3D Torus interconnect
A torus wires every chip to its six nearest neighbours, with wraparound on each axis. Google's TPU pods have used this shape since v3. Drag to rotate; the cyan ring shows the path of one all-reduce step.
Why a torus?
For collective operations like all-reduce — which dominate large-model training — bandwidth is what matters, not lowest hop count. A torus arranges chips so each one has six identical neighbours and every collective can be split across multiple disjoint rings simultaneously, saturating the available bandwidth.
A 3D mesh would do the same, but without wraparound the corner chips have fewer neighbours than the centre. The wraparound is what makes it a torus rather than a mesh: every node sees the same fabric.
What scaling each axis does
Doubling one axis doubles the chip count and doubles diameter along that axis. So an 8×8×16 pod has worse diameter (16 hops) than 8×8×8 (12 hops), but twice the chips and twice the per-axis ring bandwidth. For training, more bandwidth usually beats fewer hops.

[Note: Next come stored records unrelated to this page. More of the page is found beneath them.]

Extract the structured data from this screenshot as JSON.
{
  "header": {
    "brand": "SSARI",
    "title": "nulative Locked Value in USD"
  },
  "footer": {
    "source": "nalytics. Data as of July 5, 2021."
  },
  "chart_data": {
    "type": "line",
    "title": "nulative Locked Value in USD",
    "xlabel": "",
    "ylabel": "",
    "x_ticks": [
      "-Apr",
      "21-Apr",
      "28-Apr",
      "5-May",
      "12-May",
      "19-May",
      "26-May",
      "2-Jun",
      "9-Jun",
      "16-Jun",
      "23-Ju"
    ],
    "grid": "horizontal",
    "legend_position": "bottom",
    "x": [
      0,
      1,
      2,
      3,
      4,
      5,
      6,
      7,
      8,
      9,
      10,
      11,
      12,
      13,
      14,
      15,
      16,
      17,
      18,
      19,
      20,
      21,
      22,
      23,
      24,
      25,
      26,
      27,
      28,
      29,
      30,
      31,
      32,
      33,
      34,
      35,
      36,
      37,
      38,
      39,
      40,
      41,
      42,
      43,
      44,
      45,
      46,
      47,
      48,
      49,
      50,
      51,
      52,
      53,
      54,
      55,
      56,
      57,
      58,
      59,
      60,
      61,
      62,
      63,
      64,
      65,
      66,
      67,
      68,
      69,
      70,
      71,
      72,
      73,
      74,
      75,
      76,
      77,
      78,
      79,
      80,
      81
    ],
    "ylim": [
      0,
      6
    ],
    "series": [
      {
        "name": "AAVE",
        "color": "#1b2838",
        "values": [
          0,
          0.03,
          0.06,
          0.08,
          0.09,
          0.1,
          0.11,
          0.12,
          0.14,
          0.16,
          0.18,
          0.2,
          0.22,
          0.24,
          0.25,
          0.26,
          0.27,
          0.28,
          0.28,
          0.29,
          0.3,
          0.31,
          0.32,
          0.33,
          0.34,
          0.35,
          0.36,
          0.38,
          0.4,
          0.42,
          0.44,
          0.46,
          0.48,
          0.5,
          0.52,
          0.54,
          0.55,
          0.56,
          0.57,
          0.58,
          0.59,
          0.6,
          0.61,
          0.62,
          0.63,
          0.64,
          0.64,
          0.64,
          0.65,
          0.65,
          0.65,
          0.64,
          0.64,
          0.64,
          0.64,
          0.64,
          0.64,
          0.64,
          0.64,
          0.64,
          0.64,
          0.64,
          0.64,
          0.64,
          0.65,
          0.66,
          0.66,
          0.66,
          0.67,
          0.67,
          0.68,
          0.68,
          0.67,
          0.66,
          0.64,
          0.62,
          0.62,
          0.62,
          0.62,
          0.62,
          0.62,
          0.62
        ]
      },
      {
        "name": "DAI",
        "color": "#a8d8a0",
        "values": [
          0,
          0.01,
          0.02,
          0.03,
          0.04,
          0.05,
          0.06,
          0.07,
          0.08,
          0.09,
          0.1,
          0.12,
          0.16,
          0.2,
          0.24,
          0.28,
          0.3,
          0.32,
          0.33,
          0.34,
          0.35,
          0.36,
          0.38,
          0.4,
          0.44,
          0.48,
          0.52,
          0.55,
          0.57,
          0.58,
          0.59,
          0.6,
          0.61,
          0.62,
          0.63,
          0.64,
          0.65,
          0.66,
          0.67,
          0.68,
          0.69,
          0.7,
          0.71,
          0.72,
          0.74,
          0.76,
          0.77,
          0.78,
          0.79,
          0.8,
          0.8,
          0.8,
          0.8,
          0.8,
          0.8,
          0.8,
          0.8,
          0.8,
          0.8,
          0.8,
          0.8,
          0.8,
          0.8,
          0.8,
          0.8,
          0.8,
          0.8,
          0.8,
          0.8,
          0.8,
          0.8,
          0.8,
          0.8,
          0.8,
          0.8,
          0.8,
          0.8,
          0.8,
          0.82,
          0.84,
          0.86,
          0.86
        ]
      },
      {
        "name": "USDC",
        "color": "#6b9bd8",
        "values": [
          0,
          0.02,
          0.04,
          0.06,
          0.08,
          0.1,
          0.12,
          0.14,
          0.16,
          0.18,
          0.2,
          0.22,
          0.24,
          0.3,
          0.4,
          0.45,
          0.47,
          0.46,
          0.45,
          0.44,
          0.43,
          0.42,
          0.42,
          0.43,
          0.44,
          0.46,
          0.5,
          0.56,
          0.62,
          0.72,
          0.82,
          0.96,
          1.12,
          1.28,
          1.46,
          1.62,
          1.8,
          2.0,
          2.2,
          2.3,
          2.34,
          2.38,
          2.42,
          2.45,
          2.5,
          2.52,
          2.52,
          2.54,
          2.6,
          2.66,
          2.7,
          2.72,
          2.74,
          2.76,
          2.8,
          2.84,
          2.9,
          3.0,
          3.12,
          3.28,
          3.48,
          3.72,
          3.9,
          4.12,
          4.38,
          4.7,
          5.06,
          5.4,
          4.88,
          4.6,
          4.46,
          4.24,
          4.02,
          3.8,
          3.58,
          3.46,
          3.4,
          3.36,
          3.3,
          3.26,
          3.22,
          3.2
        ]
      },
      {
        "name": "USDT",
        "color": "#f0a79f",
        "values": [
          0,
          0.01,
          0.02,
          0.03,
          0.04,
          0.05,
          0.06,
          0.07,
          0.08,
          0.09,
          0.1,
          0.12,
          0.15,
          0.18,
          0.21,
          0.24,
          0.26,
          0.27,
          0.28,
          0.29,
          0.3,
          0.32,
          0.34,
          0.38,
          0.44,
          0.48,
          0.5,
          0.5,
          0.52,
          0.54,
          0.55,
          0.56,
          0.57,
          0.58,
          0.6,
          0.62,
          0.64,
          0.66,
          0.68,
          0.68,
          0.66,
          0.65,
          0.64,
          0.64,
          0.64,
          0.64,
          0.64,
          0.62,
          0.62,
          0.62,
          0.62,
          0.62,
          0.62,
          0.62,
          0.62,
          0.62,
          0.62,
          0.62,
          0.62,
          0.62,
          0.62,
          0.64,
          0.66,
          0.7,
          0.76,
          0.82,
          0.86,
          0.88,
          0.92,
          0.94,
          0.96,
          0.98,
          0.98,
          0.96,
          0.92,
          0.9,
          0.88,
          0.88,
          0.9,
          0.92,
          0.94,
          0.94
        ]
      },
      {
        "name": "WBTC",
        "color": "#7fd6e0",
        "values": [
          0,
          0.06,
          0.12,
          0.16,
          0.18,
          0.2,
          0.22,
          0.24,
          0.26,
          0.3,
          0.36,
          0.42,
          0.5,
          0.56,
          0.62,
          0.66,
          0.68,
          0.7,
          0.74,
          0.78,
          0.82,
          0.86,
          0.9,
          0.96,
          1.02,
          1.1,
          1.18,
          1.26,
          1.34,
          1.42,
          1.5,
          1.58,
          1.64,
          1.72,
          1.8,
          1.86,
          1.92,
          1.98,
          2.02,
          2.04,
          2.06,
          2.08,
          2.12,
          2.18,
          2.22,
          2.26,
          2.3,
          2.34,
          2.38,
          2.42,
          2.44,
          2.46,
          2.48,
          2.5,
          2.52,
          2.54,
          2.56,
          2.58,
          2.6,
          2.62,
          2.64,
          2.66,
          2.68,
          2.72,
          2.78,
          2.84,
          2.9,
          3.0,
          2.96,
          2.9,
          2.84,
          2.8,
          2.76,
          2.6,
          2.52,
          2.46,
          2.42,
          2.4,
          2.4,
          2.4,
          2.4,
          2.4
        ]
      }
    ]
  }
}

That's why TPU pods grew lopsided: 8×8×16 became the standard pod shape because the bandwidth-vs-diameter trade flipped in favour of bandwidth at modern model sizes.
Where it shows up
See the chip comparator for scale-up domain sizes. Anything above ~64 chips in a single domain almost certainly uses a torus, dragonfly, or fat-tree underneath. NVIDIA's NVL72 is the exception; it uses a custom switch fabric (NVLink Switch) closer to a fat-tree.